My second resolution is to skip this year's rubbish idea of no presents for the grown ups.  All that's happened so far with the exception of Ken! is that I have the embarrassment of accepting gifts from everyone and not being able to return their kindness.  So my nice cool adult logic is swamped with guilt and feeling like the cheesiest person around.  I promise you I have given everyone's present buying money to charity but even that comes with the guilt of my feeling smug about doing something good by robbing someone else of the pleasure of opening a pressie.  Hey ho, back to the drawing board.  I think I need to heed what everyone has been telling me all my life that I should stop trying to control the whole world and just accept that things are what they are and how they should be and most folk like it that way.  Apparently the world hasn't just been waiting for me to arrive on the scene and get it organised properly.  As with all great megalomaniacs I am saddened by this.

Meanwhile I am off to peel a sprout.



Boxing Day saw the arrival of Sally's partner and we did the classic English Boxing Day cold cuts meal.  On the 27th Ken's children, Susan and Richard, were added into the mix and we caught up with them.


While all this was going on my 'mosquito bites???' which I had flown in with had turned into (nasty blistery) chicken pox as confirmed over the telephone by a doctor.  I had it as a child and only 13% of the population get it twice.  I have also had shingles (at 60) so was thrilled to be doing the rounds again.  By the time Christmas (and ours visitors) had gone I was feeling decidedly ill with it.  When it gets to the stage where you actually choose not to drink a cup of tea because the effort of having to pick up a cup several times is just too much, it is time to worry.


I made an appointment with the doctor who diagnosed a staph infection and gave me antibiotics and antihistamine and an appointment for a week later.  I absolutely knew this was a wrong guess - but what can you do?  The antihistamine (non-drowsy) made me feel even worse! and I'm never happy loading myself with high dose antibiotics but...........

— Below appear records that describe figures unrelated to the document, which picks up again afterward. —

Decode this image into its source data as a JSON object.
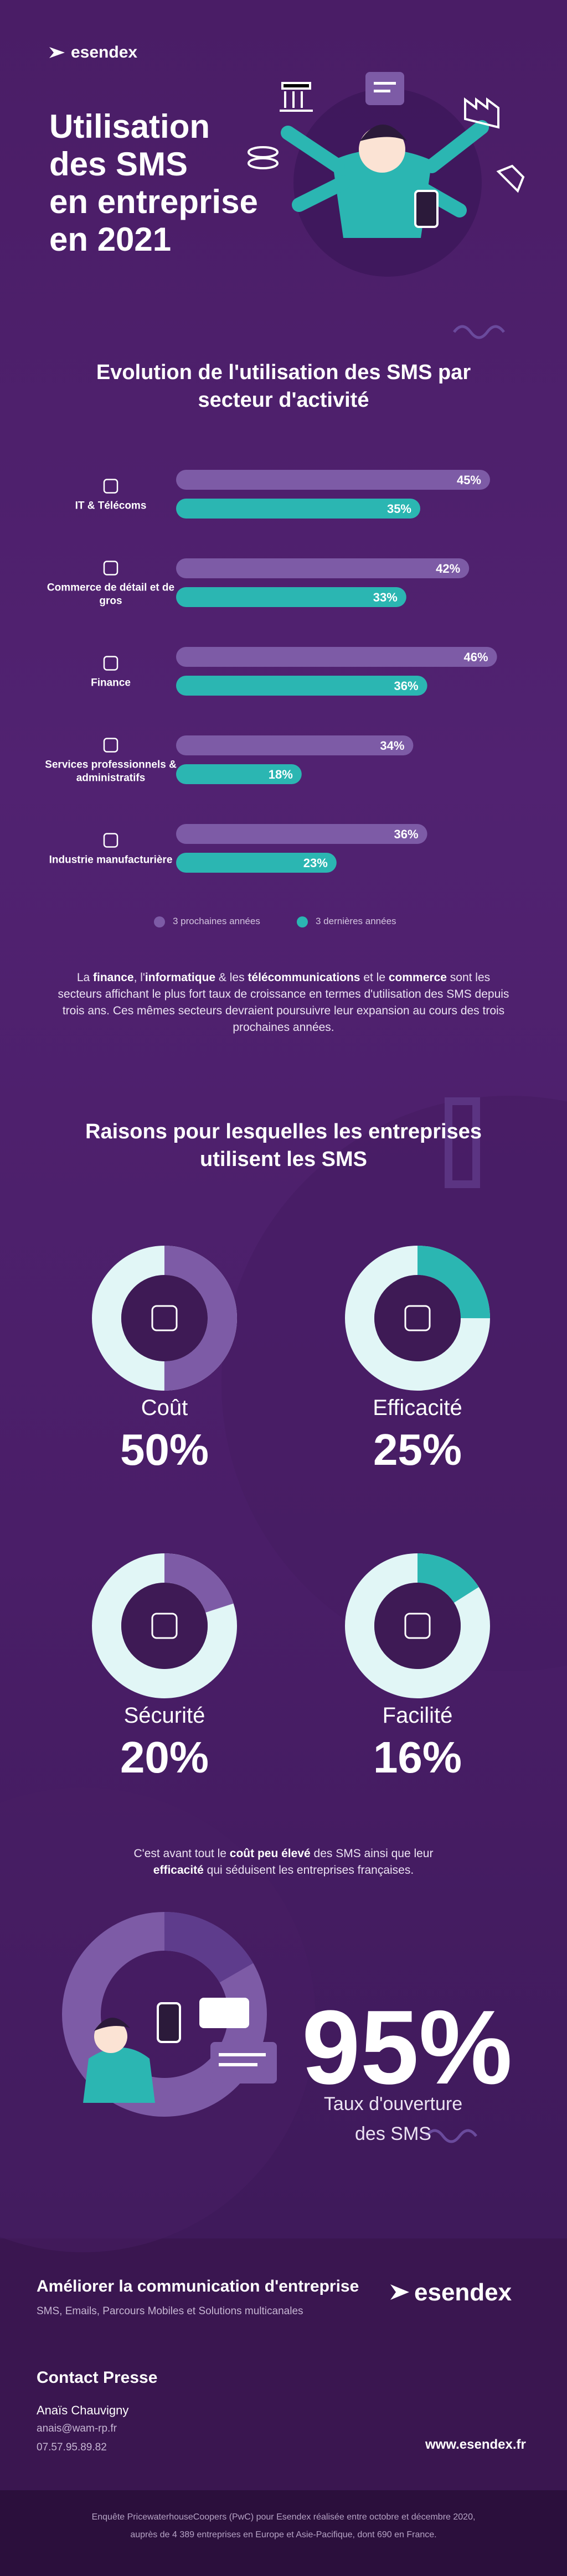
{
  "header": {
    "logo": "esendex",
    "title_lines": [
      "Utilisation",
      "des SMS",
      "en entreprise",
      "en 2021"
    ]
  },
  "chart_data": [
    {
      "type": "hbar",
      "title": "Evolution de l'utilisation des SMS par secteur d'activité",
      "categories": [
        "IT & Télécoms",
        "Commerce de détail et de gros",
        "Finance",
        "Services professionnels & administratifs",
        "Industrie manufacturière"
      ],
      "series": [
        {
          "name": "3 prochaines années",
          "color": "#7d5ba6",
          "values": [
            45,
            42,
            46,
            34,
            36
          ],
          "value_labels": [
            "45%",
            "42%",
            "46%",
            "34%",
            "36%"
          ]
        },
        {
          "name": "3 dernières années",
          "color": "#2bb6b2",
          "values": [
            35,
            33,
            36,
            18,
            23
          ],
          "value_labels": [
            "35%",
            "33%",
            "36%",
            "18%",
            "23%"
          ]
        }
      ]
    },
    {
      "type": "donut",
      "title": "Coût",
      "values": [
        50
      ],
      "value_labels": [
        "50%"
      ],
      "color": "#7d5ba6",
      "track_color": "#e1f6f6"
    },
    {
      "type": "donut",
      "title": "Efficacité",
      "values": [
        25
      ],
      "value_labels": [
        "25%"
      ],
      "color": "#2bb6b2",
      "track_color": "#e1f6f6"
    },
    {
      "type": "donut",
      "title": "Sécurité",
      "values": [
        20
      ],
      "value_labels": [
        "20%"
      ],
      "color": "#7d5ba6",
      "track_color": "#e1f6f6"
    },
    {
      "type": "donut",
      "title": "Facilité",
      "values": [
        16
      ],
      "value_labels": [
        "16%"
      ],
      "color": "#2bb6b2",
      "track_color": "#e1f6f6"
    }
  ],
  "paragraphs": {
    "sectors": [
      {
        "text": "La "
      },
      {
        "text": "finance",
        "bold": true
      },
      {
        "text": ", l'"
      },
      {
        "text": "informatique",
        "bold": true
      },
      {
        "text": " & les "
      },
      {
        "text": "télécommunications",
        "bold": true
      },
      {
        "text": " et le "
      },
      {
        "text": "commerce",
        "bold": true
      },
      {
        "text": " sont les secteurs affichant le plus fort taux de croissance en termes d'utilisation des SMS depuis trois ans. Ces mêmes secteurs devraient poursuivre leur expansion au cours des trois prochaines années."
      }
    ],
    "reasons": [
      {
        "text": "C'est avant tout le "
      },
      {
        "text": "coût peu élevé",
        "bold": true
      },
      {
        "text": " des SMS ainsi que leur "
      },
      {
        "text": "efficacité",
        "bold": true
      },
      {
        "text": " qui séduisent les entreprises françaises."
      }
    ]
  },
  "reasons": {
    "title": "Raisons pour lesquelles les entreprises utilisent les SMS"
  },
  "stat": {
    "value": 95,
    "value_label": "95%",
    "label": "Taux d'ouverture des SMS"
  },
  "footer": {
    "tagline": "Améliorer la communication d'entreprise",
    "services": "SMS, Emails, Parcours Mobiles et Solutions multicanales",
    "logo": "esendex",
    "contact_title": "Contact Presse",
    "contact_name": "Anaïs Chauvigny",
    "email": "anais@wam-rp.fr",
    "phone": "07.57.95.89.82",
    "website": "www.esendex.fr",
    "source": "Enquête PricewaterhouseCoopers (PwC) pour Esendex réalisée entre octobre et décembre 2020, auprès de 4 389 entreprises en Europe et Asie-Pacifique, dont 690 en France."
  }
}
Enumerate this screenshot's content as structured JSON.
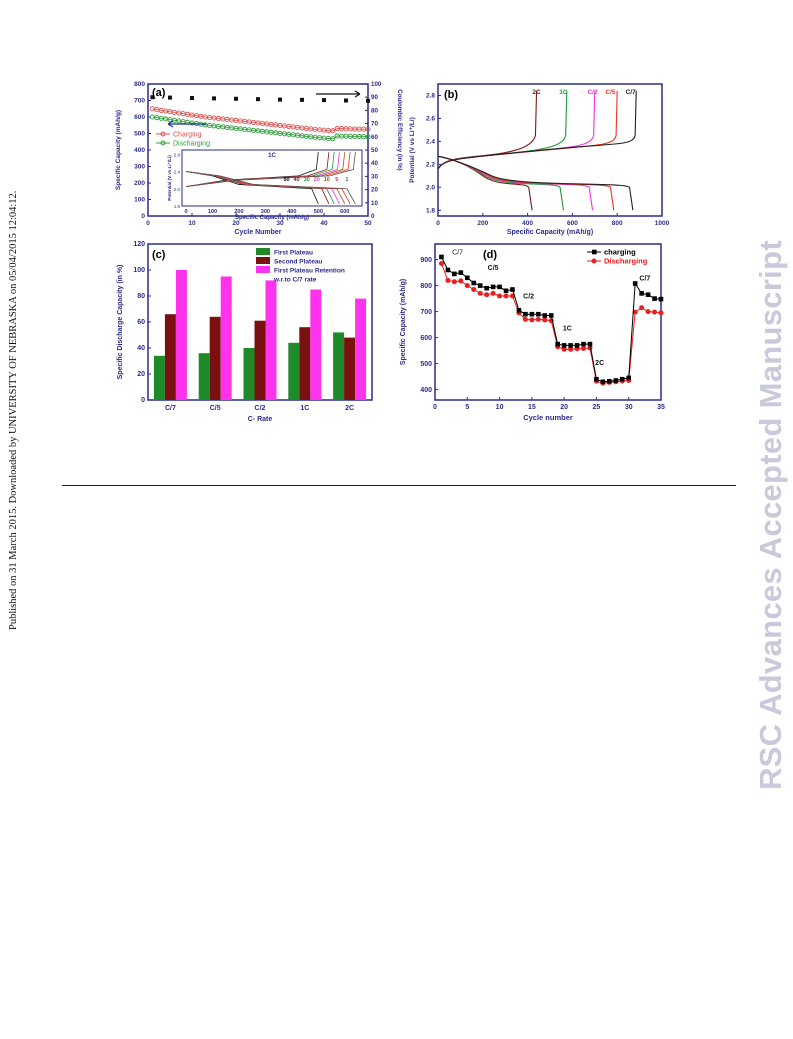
{
  "side_note": "Published on 31 March 2015. Downloaded by UNIVERSITY OF NEBRASKA on 05/04/2015 12:04:12.",
  "watermark": "RSC Advances Accepted Manuscript",
  "colors": {
    "charging_a": "#e05050",
    "discharging_a": "#2e9c38",
    "efficiency": "#111111",
    "bar_first": "#1f8a2a",
    "bar_second": "#7a1010",
    "bar_retention": "#ff33ee",
    "rate_charging": "#000000",
    "rate_discharging": "#ee1c1c",
    "curve_2C": "#7a1a10",
    "curve_1C": "#1f9a3a",
    "curve_C2": "#ee33dd",
    "curve_C5": "#ee3322",
    "curve_C7": "#222222"
  },
  "chart_data": [
    {
      "panel": "(a)",
      "type": "scatter",
      "xlabel": "Cycle Number",
      "ylabel": "Specific Capacity (mAh/g)",
      "y2label": "Coulombic Efficiency (in %)",
      "xlim": [
        0,
        50
      ],
      "ylim": [
        0,
        800
      ],
      "y2lim": [
        0,
        100
      ],
      "xticks": [
        0,
        10,
        20,
        30,
        40,
        50
      ],
      "yticks": [
        0,
        100,
        200,
        300,
        400,
        500,
        600,
        700,
        800
      ],
      "y2ticks": [
        0,
        10,
        20,
        30,
        40,
        50,
        60,
        70,
        80,
        90,
        100
      ],
      "legend": [
        "Charging",
        "Discharging"
      ],
      "series": [
        {
          "name": "Charging",
          "x": [
            1,
            2,
            3,
            4,
            5,
            6,
            7,
            8,
            9,
            10,
            11,
            12,
            13,
            14,
            15,
            16,
            17,
            18,
            19,
            20,
            21,
            22,
            23,
            24,
            25,
            26,
            27,
            28,
            29,
            30,
            31,
            32,
            33,
            34,
            35,
            36,
            37,
            38,
            39,
            40,
            41,
            42,
            43,
            44,
            45,
            46,
            47,
            48,
            49,
            50
          ],
          "y": [
            650,
            645,
            640,
            636,
            632,
            628,
            624,
            620,
            616,
            612,
            608,
            604,
            600,
            597,
            594,
            591,
            588,
            585,
            582,
            579,
            576,
            573,
            570,
            567,
            564,
            561,
            558,
            555,
            552,
            549,
            546,
            543,
            540,
            537,
            534,
            531,
            528,
            525,
            522,
            520,
            518,
            516,
            530,
            530,
            529,
            528,
            527,
            526,
            526,
            525
          ]
        },
        {
          "name": "Discharging",
          "x": [
            1,
            2,
            3,
            4,
            5,
            6,
            7,
            8,
            9,
            10,
            11,
            12,
            13,
            14,
            15,
            16,
            17,
            18,
            19,
            20,
            21,
            22,
            23,
            24,
            25,
            26,
            27,
            28,
            29,
            30,
            31,
            32,
            33,
            34,
            35,
            36,
            37,
            38,
            39,
            40,
            41,
            42,
            43,
            44,
            45,
            46,
            47,
            48,
            49,
            50
          ],
          "y": [
            600,
            596,
            592,
            588,
            584,
            580,
            576,
            572,
            568,
            564,
            560,
            556,
            552,
            549,
            546,
            543,
            540,
            537,
            534,
            531,
            528,
            525,
            522,
            519,
            516,
            513,
            510,
            507,
            504,
            501,
            498,
            495,
            492,
            489,
            486,
            483,
            480,
            477,
            474,
            472,
            470,
            468,
            485,
            484,
            484,
            483,
            482,
            482,
            481,
            480
          ]
        },
        {
          "name": "Coulombic Efficiency",
          "axis": "right",
          "x": [
            1,
            5,
            10,
            15,
            20,
            25,
            30,
            35,
            40,
            45,
            50
          ],
          "y": [
            90,
            89.7,
            89.4,
            89.1,
            88.8,
            88.5,
            88.2,
            88,
            87.8,
            87.5,
            87.3
          ]
        }
      ],
      "inset": {
        "label": "1C",
        "xlabel": "Specific Capacity (mAh/g)",
        "ylabel": "Potential (V vs Li⁺/Li)",
        "xticks": [
          0,
          100,
          200,
          300,
          400,
          500,
          600
        ],
        "yticks": [
          1.6,
          2.0,
          2.4,
          2.8
        ],
        "curve_labels": [
          "50",
          "40",
          "30",
          "20",
          "10",
          "5",
          "1"
        ]
      }
    },
    {
      "panel": "(b)",
      "type": "line",
      "xlabel": "Specific Capacity (mAh/g)",
      "ylabel": "Potential (V vs Li⁺/Li)",
      "xlim": [
        0,
        1000
      ],
      "ylim": [
        1.75,
        2.9
      ],
      "xticks": [
        0,
        200,
        400,
        600,
        800,
        1000
      ],
      "yticks": [
        1.8,
        2.0,
        2.2,
        2.4,
        2.6,
        2.8
      ],
      "curve_labels": [
        "2C",
        "1C",
        "C/2",
        "C/5",
        "C/7"
      ],
      "series": [
        {
          "name": "2C",
          "charge_end": 440,
          "discharge_end": 420
        },
        {
          "name": "1C",
          "charge_end": 575,
          "discharge_end": 560
        },
        {
          "name": "C/2",
          "charge_end": 700,
          "discharge_end": 690
        },
        {
          "name": "C/5",
          "charge_end": 800,
          "discharge_end": 785
        },
        {
          "name": "C/7",
          "charge_end": 885,
          "discharge_end": 870
        }
      ]
    },
    {
      "panel": "(c)",
      "type": "bar",
      "xlabel": "C- Rate",
      "ylabel": "Specific Discharge Capacity (in %)",
      "ylim": [
        0,
        120
      ],
      "yticks": [
        0,
        20,
        40,
        60,
        80,
        100,
        120
      ],
      "categories": [
        "C/7",
        "C/5",
        "C/2",
        "1C",
        "2C"
      ],
      "series": [
        {
          "name": "First Plateau",
          "values": [
            34,
            36,
            40,
            44,
            52
          ]
        },
        {
          "name": "Second Plateau",
          "values": [
            66,
            64,
            61,
            56,
            48
          ]
        },
        {
          "name": "First Plateau Retention w.r.to C/7 rate",
          "values": [
            100,
            95,
            92,
            85,
            78
          ]
        }
      ],
      "legend": [
        "First Plateau",
        "Second Plateau",
        "First Plateau Retention",
        "w.r.to C/7 rate"
      ]
    },
    {
      "panel": "(d)",
      "type": "line",
      "xlabel": "Cycle number",
      "ylabel": "Specific Capacity (mAh/g)",
      "xlim": [
        0,
        35
      ],
      "ylim": [
        360,
        960
      ],
      "xticks": [
        0,
        5,
        10,
        15,
        20,
        25,
        30,
        35
      ],
      "yticks": [
        400,
        500,
        600,
        700,
        800,
        900
      ],
      "rate_labels": [
        "C/7",
        "C/5",
        "C/2",
        "1C",
        "2C",
        "C/7"
      ],
      "legend": [
        "charging",
        "Discharging"
      ],
      "series": [
        {
          "name": "charging",
          "x": [
            1,
            2,
            3,
            4,
            5,
            6,
            7,
            8,
            9,
            10,
            11,
            12,
            13,
            14,
            15,
            16,
            17,
            18,
            19,
            20,
            21,
            22,
            23,
            24,
            25,
            26,
            27,
            28,
            29,
            30,
            31,
            32,
            33,
            34,
            35
          ],
          "y": [
            910,
            860,
            845,
            850,
            830,
            810,
            800,
            790,
            795,
            795,
            780,
            785,
            705,
            690,
            690,
            690,
            685,
            685,
            575,
            570,
            570,
            570,
            575,
            575,
            440,
            430,
            432,
            435,
            440,
            445,
            808,
            770,
            765,
            750,
            748
          ]
        },
        {
          "name": "Discharging",
          "x": [
            1,
            2,
            3,
            4,
            5,
            6,
            7,
            8,
            9,
            10,
            11,
            12,
            13,
            14,
            15,
            16,
            17,
            18,
            19,
            20,
            21,
            22,
            23,
            24,
            25,
            26,
            27,
            28,
            29,
            30,
            31,
            32,
            33,
            34,
            35
          ],
          "y": [
            885,
            820,
            815,
            818,
            800,
            785,
            770,
            765,
            770,
            760,
            760,
            760,
            695,
            670,
            668,
            670,
            668,
            665,
            565,
            555,
            555,
            557,
            558,
            560,
            432,
            425,
            428,
            430,
            433,
            435,
            698,
            715,
            700,
            698,
            695
          ]
        }
      ]
    }
  ]
}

Meanwhile I was convinced I had a viral thing called pityriasis rosea and, when I went back to the surgery, the nurse and doctor had also come to this conclusion; without my suggesting it!  After upsetting more than my fair share of doctors by telling them what disease I've got, I have finally learned to keep schtum.  Why don't I just be brave and tell them and save all our grief and time?  If you are interested enough and click on the link the photos look exactly like I looked, other than its a man's hairy chest!  I am now on week six (13 Jan) and am just about feeling OK, so its been a long haul.  Sadly I have no tips on how to avoid this little treat.


So, as you've probably gathered my last couple of days at home consisted of flopping about the place and dreading the journey back over the pond to the sun.  I'll tell you how that went in my January epistle.